If you run this version of the algorithm with a profiler, you would see that the algorithm spends a significant part of the time doing something not explicit in the listing, namely the failure case in the search of the LT-table for nonempty entries. Especially at the lowest levels (higher index values) of the table, where there are usually very few entries to be found, the amount of time spent there dominates everything else.
There are a number of things that can be done to reduce the time spent in this loop, the most immediate being reducing the size of the LT table by halving the size of bytes examined. Going from an 8-bit byte to 4 bits nearly doubles the number of fields tested, but reduces the width of the LT table, and thus its search time, by a factor of 16 - a net improvement by a factor of 8 in this invisible piece of code. Well, what about using still smaller table size? Its advantage is limited by the increased cost of extracting the bits from each key byte (in GetNextField), and my experimental implementations of this idea have not shown significant improvement in performance.
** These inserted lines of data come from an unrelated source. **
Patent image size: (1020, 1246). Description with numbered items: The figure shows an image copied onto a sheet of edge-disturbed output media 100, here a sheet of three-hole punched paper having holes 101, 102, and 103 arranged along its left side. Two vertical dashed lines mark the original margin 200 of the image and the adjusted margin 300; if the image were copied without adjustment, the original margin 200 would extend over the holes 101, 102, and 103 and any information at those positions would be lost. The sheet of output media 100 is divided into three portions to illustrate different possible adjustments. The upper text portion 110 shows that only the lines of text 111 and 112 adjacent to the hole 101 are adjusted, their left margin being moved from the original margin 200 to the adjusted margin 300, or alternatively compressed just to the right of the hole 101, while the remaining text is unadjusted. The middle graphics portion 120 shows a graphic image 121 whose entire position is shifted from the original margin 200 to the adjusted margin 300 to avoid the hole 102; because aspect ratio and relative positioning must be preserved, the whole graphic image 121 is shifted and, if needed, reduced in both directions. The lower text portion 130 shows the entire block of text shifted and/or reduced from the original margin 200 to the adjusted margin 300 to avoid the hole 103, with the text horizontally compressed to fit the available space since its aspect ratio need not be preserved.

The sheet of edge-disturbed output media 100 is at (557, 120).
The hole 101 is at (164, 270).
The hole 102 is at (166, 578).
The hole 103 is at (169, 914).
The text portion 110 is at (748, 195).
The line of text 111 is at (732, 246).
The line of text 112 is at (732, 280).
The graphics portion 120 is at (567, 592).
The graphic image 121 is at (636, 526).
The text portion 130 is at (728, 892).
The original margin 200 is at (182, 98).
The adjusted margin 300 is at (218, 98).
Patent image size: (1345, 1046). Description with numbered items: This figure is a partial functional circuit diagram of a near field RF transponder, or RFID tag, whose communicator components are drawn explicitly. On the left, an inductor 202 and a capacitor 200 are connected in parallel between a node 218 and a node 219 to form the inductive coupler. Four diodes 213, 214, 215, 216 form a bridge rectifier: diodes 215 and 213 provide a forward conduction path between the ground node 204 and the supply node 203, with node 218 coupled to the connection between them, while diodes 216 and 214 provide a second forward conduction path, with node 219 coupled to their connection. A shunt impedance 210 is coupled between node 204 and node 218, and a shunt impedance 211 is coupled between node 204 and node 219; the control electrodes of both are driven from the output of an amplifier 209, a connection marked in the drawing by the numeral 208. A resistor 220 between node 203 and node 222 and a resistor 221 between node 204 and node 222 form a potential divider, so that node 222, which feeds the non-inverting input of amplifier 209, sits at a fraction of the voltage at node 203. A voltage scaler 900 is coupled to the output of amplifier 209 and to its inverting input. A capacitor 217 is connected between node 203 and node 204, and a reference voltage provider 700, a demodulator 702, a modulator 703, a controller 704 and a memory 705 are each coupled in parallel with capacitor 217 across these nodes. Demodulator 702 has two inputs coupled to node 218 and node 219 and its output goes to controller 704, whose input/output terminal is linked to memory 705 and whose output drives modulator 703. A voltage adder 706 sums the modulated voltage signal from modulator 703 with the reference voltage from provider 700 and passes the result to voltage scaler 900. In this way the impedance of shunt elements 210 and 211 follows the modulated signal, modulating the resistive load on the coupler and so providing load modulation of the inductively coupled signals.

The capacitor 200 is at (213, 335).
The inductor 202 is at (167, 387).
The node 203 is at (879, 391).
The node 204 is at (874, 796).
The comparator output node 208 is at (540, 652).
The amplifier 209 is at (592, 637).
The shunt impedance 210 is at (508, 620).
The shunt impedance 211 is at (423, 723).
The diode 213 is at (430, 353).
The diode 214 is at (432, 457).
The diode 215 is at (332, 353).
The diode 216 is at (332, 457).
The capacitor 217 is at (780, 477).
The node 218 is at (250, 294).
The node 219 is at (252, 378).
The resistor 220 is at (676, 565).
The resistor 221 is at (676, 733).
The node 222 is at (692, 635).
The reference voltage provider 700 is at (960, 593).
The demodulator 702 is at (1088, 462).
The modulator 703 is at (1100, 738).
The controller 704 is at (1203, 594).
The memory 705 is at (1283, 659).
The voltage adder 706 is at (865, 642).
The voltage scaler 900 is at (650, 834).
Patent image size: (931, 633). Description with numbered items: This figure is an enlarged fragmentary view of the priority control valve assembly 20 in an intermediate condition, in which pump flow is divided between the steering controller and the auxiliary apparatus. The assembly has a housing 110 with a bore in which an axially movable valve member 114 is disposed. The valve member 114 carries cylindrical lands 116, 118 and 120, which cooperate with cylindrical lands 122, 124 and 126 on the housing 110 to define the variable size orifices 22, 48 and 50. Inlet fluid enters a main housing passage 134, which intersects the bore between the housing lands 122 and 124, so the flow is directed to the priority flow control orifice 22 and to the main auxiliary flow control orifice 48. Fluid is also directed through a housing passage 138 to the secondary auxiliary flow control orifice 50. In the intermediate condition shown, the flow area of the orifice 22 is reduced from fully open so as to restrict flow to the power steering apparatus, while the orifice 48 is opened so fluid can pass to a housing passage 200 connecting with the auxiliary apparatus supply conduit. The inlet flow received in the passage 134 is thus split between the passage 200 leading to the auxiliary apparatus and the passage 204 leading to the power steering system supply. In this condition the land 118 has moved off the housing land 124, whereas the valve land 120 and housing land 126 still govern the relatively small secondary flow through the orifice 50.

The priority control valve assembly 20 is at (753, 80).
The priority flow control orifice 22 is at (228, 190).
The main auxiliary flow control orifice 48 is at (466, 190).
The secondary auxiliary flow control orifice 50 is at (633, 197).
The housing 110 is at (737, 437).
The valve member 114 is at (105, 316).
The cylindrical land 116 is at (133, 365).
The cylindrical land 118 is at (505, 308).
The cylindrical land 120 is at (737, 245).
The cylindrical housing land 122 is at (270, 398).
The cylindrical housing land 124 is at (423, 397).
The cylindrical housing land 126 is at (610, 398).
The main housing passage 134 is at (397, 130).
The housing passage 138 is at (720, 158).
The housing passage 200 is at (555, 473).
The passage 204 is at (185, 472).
However, some speed can also be gained by maintaining a bit-table of the LT table's nonzero entries, which can be examined eight- or sixteen-at-a-time. This method, which depends somewhat on the system architecture, usually pays off, and combinations of the two methods may be worth more careful evaluation. I have neglected this approach in favor of investigating FPGA/ASIC implementation of the algorithm.
In 1998, working with Yuri Panchul of Compilogic Corp., we used Compilogic's C-to-Verilog compiler to produce a hardware-gate-level description of the algorithm, then ran it with a gate-level simulator to measure its performance at sorting an array of 32-bit integers. Although comparing a 200 MHz Pentium with a 120 MHz ASIC is a lot like comparing bananas and oranges, the clock cycle counts on the two systems show a distinct advantage to be gained by using a hardware implementation of ABCsort: While the Pentium required about 39000 cycles to run our test, the ASIC required only about 9000 cycles. The total performance gain over "classical" methods -- ABCsort running on an ASIC vs. Quickersort run on the Pentium -- is a staggering 7.5 to 1. And that's without using any parallelism.
Possibly the most effective application of this algorithm in embedded systems is in classical applications that depend on sorting, such as the Median Filter algorithm (used to eliminate noise spikes in audio or video signals) or the Convex Hull algorithm (used in certain computer graphics applications). Historically, the behavior of both these applications has been thought to be O(Nlog(N)) because they both depend on sorting, but both are O(N) except for sorting; so using ABCsort to implement them would make them both theoretically and practically faster.